Robotic-assisted gait training is categorized into exoskeleton and end-effector types, suitable respectively for different situations [17]. The exoskeleton type is used more frequently for patients with profound weakness, while the end-effector type is used more often for those with mild weakness [18]. End-effectors are attached to the distal parts of the extremities only, while the exoskeletons are attached to bilateral whole lower limbs [19]. The exoskeleton type is further divided into two subcategories: the treadmill-based exoskeleton robot and the orthotic exoskeleton. The treadmill-based robotic device allows movement training in merely one sagittal plane, which thus limits its therapeutic training effect on trunk balance. Patients can only be guided through a predetermined gait trajectory instead of walking volitionally. On the other hand, the orthotic exoskeleton allows patients to practice daily activities such as overground walking, sit to stand, stand to sit, and stairs climbing [19,20]. Nevertheless, a physical therapist needs to be involved more deeply during the training session in order to maintain the balance of the patient. The safety issue is thus more of a concern when using this type of robotic walking device. In this study, we used an orthotic exoskeleton for robotic-exoskeleton-assisted gait training.

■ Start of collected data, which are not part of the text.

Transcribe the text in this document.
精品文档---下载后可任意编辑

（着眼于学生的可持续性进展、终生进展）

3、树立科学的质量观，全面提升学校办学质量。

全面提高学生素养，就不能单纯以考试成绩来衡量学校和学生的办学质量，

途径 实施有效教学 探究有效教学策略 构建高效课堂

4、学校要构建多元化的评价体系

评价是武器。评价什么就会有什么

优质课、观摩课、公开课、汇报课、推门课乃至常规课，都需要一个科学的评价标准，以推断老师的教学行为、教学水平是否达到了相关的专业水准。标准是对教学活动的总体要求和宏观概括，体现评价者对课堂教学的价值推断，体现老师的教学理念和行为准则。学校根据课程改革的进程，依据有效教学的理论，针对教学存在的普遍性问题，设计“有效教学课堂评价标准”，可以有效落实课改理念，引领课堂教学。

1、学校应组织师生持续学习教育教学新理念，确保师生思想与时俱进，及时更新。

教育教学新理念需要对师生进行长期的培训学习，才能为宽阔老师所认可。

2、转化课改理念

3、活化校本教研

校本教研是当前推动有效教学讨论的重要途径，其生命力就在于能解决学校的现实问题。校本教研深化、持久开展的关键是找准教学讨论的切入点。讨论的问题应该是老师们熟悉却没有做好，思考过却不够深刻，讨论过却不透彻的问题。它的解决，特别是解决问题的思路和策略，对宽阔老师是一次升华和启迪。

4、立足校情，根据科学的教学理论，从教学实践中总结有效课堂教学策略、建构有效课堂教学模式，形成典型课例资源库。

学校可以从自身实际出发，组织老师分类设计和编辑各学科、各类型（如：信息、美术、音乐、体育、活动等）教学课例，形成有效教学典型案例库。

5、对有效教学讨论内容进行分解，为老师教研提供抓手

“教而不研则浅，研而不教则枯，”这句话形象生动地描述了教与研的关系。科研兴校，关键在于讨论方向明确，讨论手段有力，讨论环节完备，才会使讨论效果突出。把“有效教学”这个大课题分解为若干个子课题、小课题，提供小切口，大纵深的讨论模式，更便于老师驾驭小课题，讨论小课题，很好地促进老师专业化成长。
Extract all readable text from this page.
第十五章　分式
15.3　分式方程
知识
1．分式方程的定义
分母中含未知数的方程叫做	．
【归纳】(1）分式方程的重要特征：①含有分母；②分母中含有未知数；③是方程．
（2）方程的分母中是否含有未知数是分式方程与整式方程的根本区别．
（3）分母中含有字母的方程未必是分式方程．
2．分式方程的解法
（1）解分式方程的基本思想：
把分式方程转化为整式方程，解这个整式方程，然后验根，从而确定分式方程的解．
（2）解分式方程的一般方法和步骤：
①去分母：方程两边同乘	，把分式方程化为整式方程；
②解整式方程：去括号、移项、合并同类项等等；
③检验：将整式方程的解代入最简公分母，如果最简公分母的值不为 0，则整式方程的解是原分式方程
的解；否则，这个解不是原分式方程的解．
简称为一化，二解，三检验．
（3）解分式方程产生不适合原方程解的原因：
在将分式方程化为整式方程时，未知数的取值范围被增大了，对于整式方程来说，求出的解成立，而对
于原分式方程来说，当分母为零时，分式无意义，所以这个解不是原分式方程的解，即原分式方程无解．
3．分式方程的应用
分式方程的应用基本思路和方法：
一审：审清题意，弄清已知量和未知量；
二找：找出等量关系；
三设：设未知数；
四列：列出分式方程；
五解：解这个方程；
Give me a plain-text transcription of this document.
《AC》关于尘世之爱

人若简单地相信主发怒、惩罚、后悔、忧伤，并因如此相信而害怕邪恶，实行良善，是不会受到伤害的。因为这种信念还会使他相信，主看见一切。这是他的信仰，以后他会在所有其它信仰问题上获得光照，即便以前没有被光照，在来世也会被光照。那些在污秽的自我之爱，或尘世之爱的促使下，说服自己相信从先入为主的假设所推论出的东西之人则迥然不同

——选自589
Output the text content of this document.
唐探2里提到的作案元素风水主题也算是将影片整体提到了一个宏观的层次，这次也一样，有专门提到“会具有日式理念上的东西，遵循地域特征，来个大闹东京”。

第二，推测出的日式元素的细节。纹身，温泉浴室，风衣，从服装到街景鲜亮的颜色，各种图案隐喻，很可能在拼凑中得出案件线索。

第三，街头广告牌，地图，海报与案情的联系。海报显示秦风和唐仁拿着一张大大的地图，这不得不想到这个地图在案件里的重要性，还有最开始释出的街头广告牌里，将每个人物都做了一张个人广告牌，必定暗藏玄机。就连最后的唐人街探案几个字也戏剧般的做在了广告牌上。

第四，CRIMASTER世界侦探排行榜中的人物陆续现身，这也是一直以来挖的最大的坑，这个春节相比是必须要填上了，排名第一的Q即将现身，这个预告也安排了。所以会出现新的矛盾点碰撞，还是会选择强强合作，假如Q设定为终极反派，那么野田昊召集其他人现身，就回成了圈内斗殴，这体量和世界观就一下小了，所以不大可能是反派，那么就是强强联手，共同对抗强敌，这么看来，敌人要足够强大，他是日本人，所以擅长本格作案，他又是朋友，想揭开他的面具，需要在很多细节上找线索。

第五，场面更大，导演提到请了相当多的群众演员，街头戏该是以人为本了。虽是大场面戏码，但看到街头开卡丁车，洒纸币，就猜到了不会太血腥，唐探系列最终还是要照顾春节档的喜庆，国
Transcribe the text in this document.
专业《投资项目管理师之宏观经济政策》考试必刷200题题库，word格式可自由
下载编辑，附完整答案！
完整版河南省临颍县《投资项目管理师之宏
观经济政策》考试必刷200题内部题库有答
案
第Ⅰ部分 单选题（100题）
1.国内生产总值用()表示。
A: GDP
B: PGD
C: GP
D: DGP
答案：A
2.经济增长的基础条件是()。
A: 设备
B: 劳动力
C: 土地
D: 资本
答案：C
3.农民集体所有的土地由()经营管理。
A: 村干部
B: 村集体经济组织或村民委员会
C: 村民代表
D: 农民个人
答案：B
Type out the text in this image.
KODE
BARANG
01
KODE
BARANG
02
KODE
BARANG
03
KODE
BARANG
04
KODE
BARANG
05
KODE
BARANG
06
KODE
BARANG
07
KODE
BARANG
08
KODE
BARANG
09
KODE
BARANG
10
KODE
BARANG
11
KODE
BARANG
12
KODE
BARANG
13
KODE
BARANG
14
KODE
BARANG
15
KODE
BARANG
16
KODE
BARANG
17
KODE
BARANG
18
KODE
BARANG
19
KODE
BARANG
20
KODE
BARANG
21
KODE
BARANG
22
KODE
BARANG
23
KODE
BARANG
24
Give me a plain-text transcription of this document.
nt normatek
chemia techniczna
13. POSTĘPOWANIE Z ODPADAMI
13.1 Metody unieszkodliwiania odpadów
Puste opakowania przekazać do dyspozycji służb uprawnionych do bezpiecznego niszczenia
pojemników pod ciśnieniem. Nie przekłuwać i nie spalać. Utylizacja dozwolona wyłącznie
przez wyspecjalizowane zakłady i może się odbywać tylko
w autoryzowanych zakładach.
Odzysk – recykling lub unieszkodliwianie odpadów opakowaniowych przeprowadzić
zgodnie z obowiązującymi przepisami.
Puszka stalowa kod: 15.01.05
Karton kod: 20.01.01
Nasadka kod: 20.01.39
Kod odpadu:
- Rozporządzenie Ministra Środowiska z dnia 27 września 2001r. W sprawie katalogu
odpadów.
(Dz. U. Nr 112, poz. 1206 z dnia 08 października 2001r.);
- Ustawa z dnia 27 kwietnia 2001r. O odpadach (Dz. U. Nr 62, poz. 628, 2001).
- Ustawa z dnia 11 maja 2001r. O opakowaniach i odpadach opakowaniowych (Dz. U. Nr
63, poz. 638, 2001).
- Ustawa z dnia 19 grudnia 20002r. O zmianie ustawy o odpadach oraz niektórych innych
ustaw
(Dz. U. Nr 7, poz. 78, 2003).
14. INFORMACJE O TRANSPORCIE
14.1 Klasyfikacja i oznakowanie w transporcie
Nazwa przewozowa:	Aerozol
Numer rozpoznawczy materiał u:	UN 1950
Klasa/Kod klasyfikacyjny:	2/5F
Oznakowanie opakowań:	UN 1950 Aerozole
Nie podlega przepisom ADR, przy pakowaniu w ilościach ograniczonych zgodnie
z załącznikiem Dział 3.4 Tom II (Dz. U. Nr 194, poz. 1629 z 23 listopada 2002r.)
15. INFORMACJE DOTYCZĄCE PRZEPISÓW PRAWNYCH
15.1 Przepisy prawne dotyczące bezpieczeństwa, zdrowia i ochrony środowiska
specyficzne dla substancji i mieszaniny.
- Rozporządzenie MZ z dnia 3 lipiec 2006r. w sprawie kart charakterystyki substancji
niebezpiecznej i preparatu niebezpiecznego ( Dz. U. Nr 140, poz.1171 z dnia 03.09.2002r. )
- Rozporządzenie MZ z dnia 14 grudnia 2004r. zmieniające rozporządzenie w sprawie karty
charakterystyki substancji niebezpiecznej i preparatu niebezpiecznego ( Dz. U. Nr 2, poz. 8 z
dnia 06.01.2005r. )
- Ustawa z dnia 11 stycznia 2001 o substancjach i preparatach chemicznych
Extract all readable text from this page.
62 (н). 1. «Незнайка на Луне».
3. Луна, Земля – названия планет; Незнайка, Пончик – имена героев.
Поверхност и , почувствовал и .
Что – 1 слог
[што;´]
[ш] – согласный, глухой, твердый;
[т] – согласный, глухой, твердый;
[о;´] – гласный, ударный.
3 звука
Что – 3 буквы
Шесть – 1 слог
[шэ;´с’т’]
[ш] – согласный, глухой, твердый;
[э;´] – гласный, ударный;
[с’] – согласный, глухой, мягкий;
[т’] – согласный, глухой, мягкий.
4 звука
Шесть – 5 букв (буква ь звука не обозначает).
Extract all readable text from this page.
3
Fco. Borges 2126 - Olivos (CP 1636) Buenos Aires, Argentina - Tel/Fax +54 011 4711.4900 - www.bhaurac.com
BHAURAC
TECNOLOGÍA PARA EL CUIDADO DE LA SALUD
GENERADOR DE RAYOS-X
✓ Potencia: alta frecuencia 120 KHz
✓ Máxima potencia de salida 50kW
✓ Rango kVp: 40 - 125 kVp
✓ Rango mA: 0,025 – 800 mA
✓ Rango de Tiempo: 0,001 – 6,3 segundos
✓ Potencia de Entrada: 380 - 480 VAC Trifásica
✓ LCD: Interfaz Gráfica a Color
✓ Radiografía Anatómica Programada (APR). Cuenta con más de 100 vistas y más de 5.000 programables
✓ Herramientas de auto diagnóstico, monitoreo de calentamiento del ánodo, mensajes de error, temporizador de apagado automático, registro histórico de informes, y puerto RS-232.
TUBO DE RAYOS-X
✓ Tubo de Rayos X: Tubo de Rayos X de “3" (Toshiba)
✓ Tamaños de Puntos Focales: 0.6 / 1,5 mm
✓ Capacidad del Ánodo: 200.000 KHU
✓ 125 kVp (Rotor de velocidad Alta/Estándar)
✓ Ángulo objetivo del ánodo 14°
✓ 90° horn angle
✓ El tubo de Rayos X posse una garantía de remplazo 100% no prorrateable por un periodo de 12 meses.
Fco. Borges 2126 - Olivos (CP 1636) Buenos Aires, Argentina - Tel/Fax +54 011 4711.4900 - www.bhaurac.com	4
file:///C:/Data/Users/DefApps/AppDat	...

Despite various studies that have been performed on the therapeutic effects of robotic gait training in the past [19], none have yet explored the predicting factors of significant improvement for those patients whose onset of stroke is within 6 months. The primary purpose of this study was to examine the effectiveness of robotic-exoskeleton-assisted gait training on the strength of lower limbs, walking speed, motor function performance, and quality of life in stroke rehabilitation. The second purpose was to determine predicting factors of significant improvement in post-stroke patients. We hypothesized that robotic-assisted gait training brings better strength recovery and functional improvement.